C’est donc guidé par l’instinct, et par toutes les références musicales absorbées au cours de sa vie, qu’Ino Casablanca propose une musique métissée, aux mille influences : au fil des morceaux de sa dernière mixtape, Extasia, on passe sans difficulté du raï (« Moula Solitude ») au flamenco et même au kompa haïtien (« Kitlé »). Un mélange des genres explosif résumé dans la chanson « Bissap du 20e », hymne à ce quartier du nord de Paris et à son quotidien. Il y a beaucoup d’ingrédients dans ce bissap qui tient plus du cocktail explosif et pourtant, tout est minutieusement dosé, on évite toujours l’indigestion.
Un perfectionniste de la musique
Si Ino Casablanca a pu ingérer autant d’influences, c’est qu’il a beaucoup bougé : la petite enfance au Maroc, puis la banlieue de Barcelone, jusqu’à ses douze ans – avant de s’installer dans le sud-ouest de la France, où il découvre le rap.
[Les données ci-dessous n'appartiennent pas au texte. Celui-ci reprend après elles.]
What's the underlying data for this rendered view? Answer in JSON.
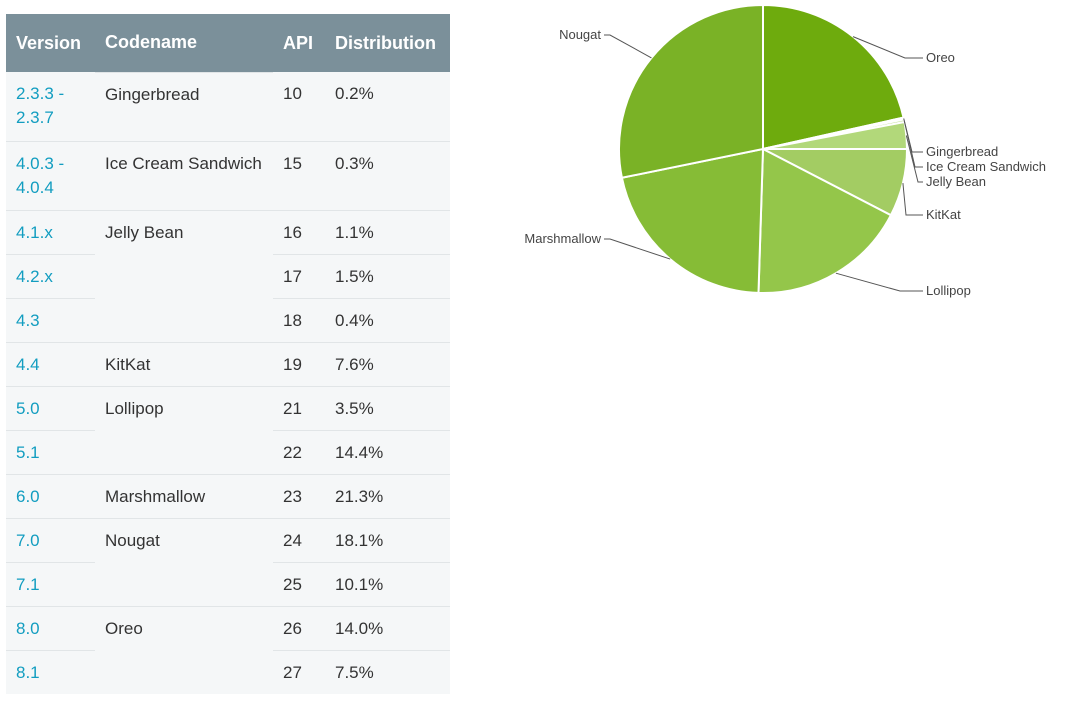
{
  "table": {
    "headers": [
      "Version",
      "Codename",
      "API",
      "Distribution"
    ],
    "rows": [
      {
        "version": "2.3.3 - 2.3.7",
        "codename": "Gingerbread",
        "api": "10",
        "distribution": "0.2%"
      },
      {
        "version": "4.0.3 - 4.0.4",
        "codename": "Ice Cream Sandwich",
        "api": "15",
        "distribution": "0.3%"
      },
      {
        "version": "4.1.x",
        "codename": "Jelly Bean",
        "api": "16",
        "distribution": "1.1%"
      },
      {
        "version": "4.2.x",
        "codename": "",
        "api": "17",
        "distribution": "1.5%"
      },
      {
        "version": "4.3",
        "codename": "",
        "api": "18",
        "distribution": "0.4%"
      },
      {
        "version": "4.4",
        "codename": "KitKat",
        "api": "19",
        "distribution": "7.6%"
      },
      {
        "version": "5.0",
        "codename": "Lollipop",
        "api": "21",
        "distribution": "3.5%"
      },
      {
        "version": "5.1",
        "codename": "",
        "api": "22",
        "distribution": "14.4%"
      },
      {
        "version": "6.0",
        "codename": "Marshmallow",
        "api": "23",
        "distribution": "21.3%"
      },
      {
        "version": "7.0",
        "codename": "Nougat",
        "api": "24",
        "distribution": "18.1%"
      },
      {
        "version": "7.1",
        "codename": "",
        "api": "25",
        "distribution": "10.1%"
      },
      {
        "version": "8.0",
        "codename": "Oreo",
        "api": "26",
        "distribution": "14.0%"
      },
      {
        "version": "8.1",
        "codename": "",
        "api": "27",
        "distribution": "7.5%"
      }
    ]
  },
  "chart_data": {
    "type": "pie",
    "slices": [
      {
        "label": "Oreo",
        "value": 21.5,
        "color": "#6eab0d"
      },
      {
        "label": "Gingerbread",
        "value": 0.2,
        "color": "#d7ecb4"
      },
      {
        "label": "Ice Cream Sandwich",
        "value": 0.3,
        "color": "#c6e39a"
      },
      {
        "label": "Jelly Bean",
        "value": 3.0,
        "color": "#b2d87a"
      },
      {
        "label": "KitKat",
        "value": 7.6,
        "color": "#a3cc63"
      },
      {
        "label": "Lollipop",
        "value": 17.9,
        "color": "#94c64a"
      },
      {
        "label": "Marshmallow",
        "value": 21.3,
        "color": "#86bc36"
      },
      {
        "label": "Nougat",
        "value": 28.2,
        "color": "#7ab226"
      }
    ],
    "colors": {
      "header_bg": "#7b909a",
      "row_bg": "#f5f7f8",
      "version_link": "#129dc0"
    }
  }
}
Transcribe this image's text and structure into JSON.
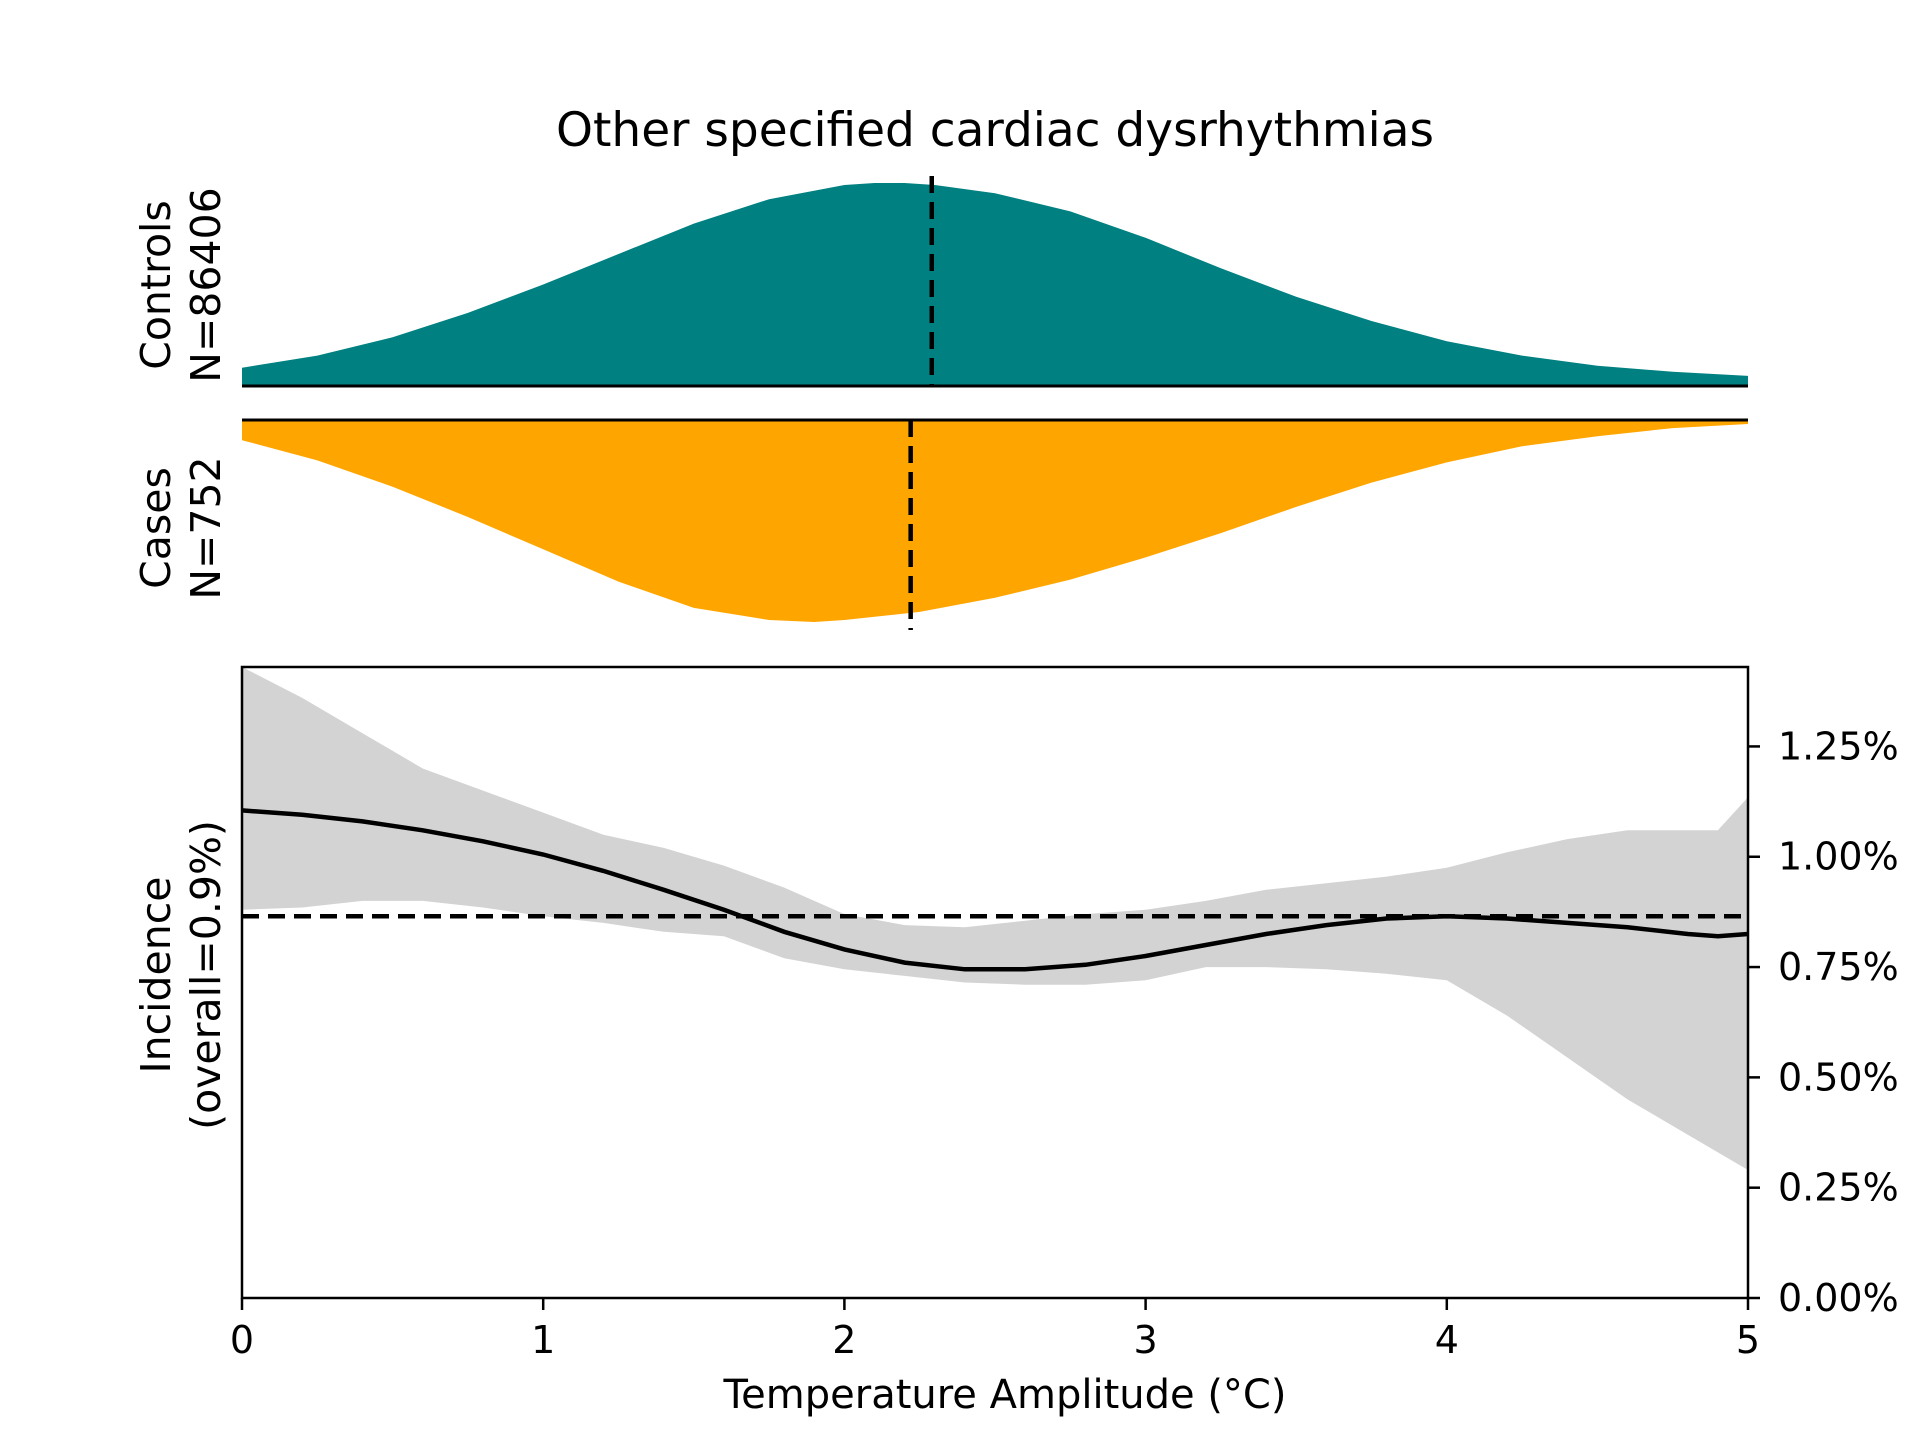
{
  "chart_data": {
    "type": "area",
    "title": "Other specified cardiac dysrhythmias",
    "x_range": [
      0,
      5
    ],
    "xlabel": "Temperature Amplitude (°C)",
    "xticks": [
      "0",
      "1",
      "2",
      "3",
      "4",
      "5"
    ],
    "xtick_values": [
      0,
      1,
      2,
      3,
      4,
      5
    ],
    "colors": {
      "controls": "#008080",
      "cases": "#FFA500",
      "ci_band": "#D3D3D3",
      "line": "#000000"
    },
    "controls": {
      "label_line1": "Controls",
      "label_line2": "N=86406",
      "median": 2.29,
      "x": [
        0,
        0.25,
        0.5,
        0.75,
        1.0,
        1.25,
        1.5,
        1.75,
        2.0,
        2.1,
        2.2,
        2.3,
        2.5,
        2.75,
        3.0,
        3.25,
        3.5,
        3.75,
        4.0,
        4.25,
        4.5,
        4.75,
        5.0
      ],
      "density": [
        0.09,
        0.15,
        0.24,
        0.36,
        0.5,
        0.65,
        0.8,
        0.92,
        0.99,
        1.0,
        1.0,
        0.99,
        0.95,
        0.86,
        0.73,
        0.58,
        0.44,
        0.32,
        0.22,
        0.15,
        0.1,
        0.07,
        0.05
      ]
    },
    "cases": {
      "label_line1": "Cases",
      "label_line2": "N=752",
      "median": 2.22,
      "x": [
        0,
        0.25,
        0.5,
        0.75,
        1.0,
        1.25,
        1.5,
        1.75,
        1.9,
        2.0,
        2.25,
        2.5,
        2.75,
        3.0,
        3.25,
        3.5,
        3.75,
        4.0,
        4.25,
        4.5,
        4.75,
        5.0
      ],
      "density": [
        0.1,
        0.2,
        0.33,
        0.48,
        0.64,
        0.8,
        0.93,
        0.99,
        1.0,
        0.99,
        0.95,
        0.88,
        0.79,
        0.68,
        0.56,
        0.43,
        0.31,
        0.21,
        0.13,
        0.08,
        0.04,
        0.02
      ]
    },
    "incidence": {
      "ylabel_line1": "Incidence",
      "ylabel_line2": "(overall=0.9%)",
      "overall": 0.865,
      "ylim": [
        0,
        1.43
      ],
      "yticks": [
        "0.00%",
        "0.25%",
        "0.50%",
        "0.75%",
        "1.00%",
        "1.25%"
      ],
      "ytick_values": [
        0,
        0.25,
        0.5,
        0.75,
        1.0,
        1.25
      ],
      "x": [
        0,
        0.2,
        0.4,
        0.6,
        0.8,
        1.0,
        1.2,
        1.4,
        1.6,
        1.8,
        2.0,
        2.2,
        2.4,
        2.6,
        2.8,
        3.0,
        3.2,
        3.4,
        3.6,
        3.8,
        4.0,
        4.2,
        4.4,
        4.6,
        4.8,
        4.9,
        5.0
      ],
      "estimate": [
        1.105,
        1.095,
        1.08,
        1.06,
        1.035,
        1.005,
        0.968,
        0.925,
        0.88,
        0.83,
        0.79,
        0.76,
        0.745,
        0.745,
        0.755,
        0.775,
        0.8,
        0.825,
        0.845,
        0.86,
        0.865,
        0.86,
        0.85,
        0.84,
        0.825,
        0.82,
        0.825
      ],
      "upper": [
        1.44,
        1.36,
        1.28,
        1.2,
        1.15,
        1.1,
        1.05,
        1.02,
        0.98,
        0.93,
        0.87,
        0.845,
        0.84,
        0.855,
        0.87,
        0.88,
        0.9,
        0.925,
        0.94,
        0.955,
        0.975,
        1.01,
        1.04,
        1.06,
        1.06,
        1.06,
        1.135
      ],
      "lower": [
        0.88,
        0.885,
        0.9,
        0.9,
        0.885,
        0.865,
        0.85,
        0.83,
        0.82,
        0.77,
        0.745,
        0.73,
        0.715,
        0.71,
        0.71,
        0.72,
        0.75,
        0.75,
        0.745,
        0.735,
        0.72,
        0.64,
        0.545,
        0.45,
        0.37,
        0.33,
        0.29
      ]
    }
  }
}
À cela, il faut ajouter ce que ses parents écoutent inlassablement à la maison – Oum Kalsoum, Fayrouz, le roi du raï algérien Cheb Hasni – et ce qu’il a découvert au fil de l’eau sur les plateformes de streaming.
Le mélange reste pourtant étonnamment homogène. Notamment car Ino Casablanca pilote toutes les étapes de sa production – il a d’ailleurs réalisé seul le mixage d’Extasia -, mais aussi parce que ce véritable geek de la musique possède de solides connaissances musicales, acquises au conservatoire. C’est ainsi que le jeune musicien s’est intéressé aux battements par minute – les BPM – qui définissent le rythme de chaque style de musique. Pour faire des mélanges harmonieux, Ino Casablanca s’intéresse à des genres qui ont des rythmiques proches : le raï et le rap californien, par exemple, tournent tous les deux autour de 90 ou 100 battements par minute.
Quelle que soit la méthode, le résultat est là : Ino Casablanca s’amuse, expérimente, ne s’interdit rien ; et cela donne une musique fraîche, qui lui ressemble autant qu’elle rassemble.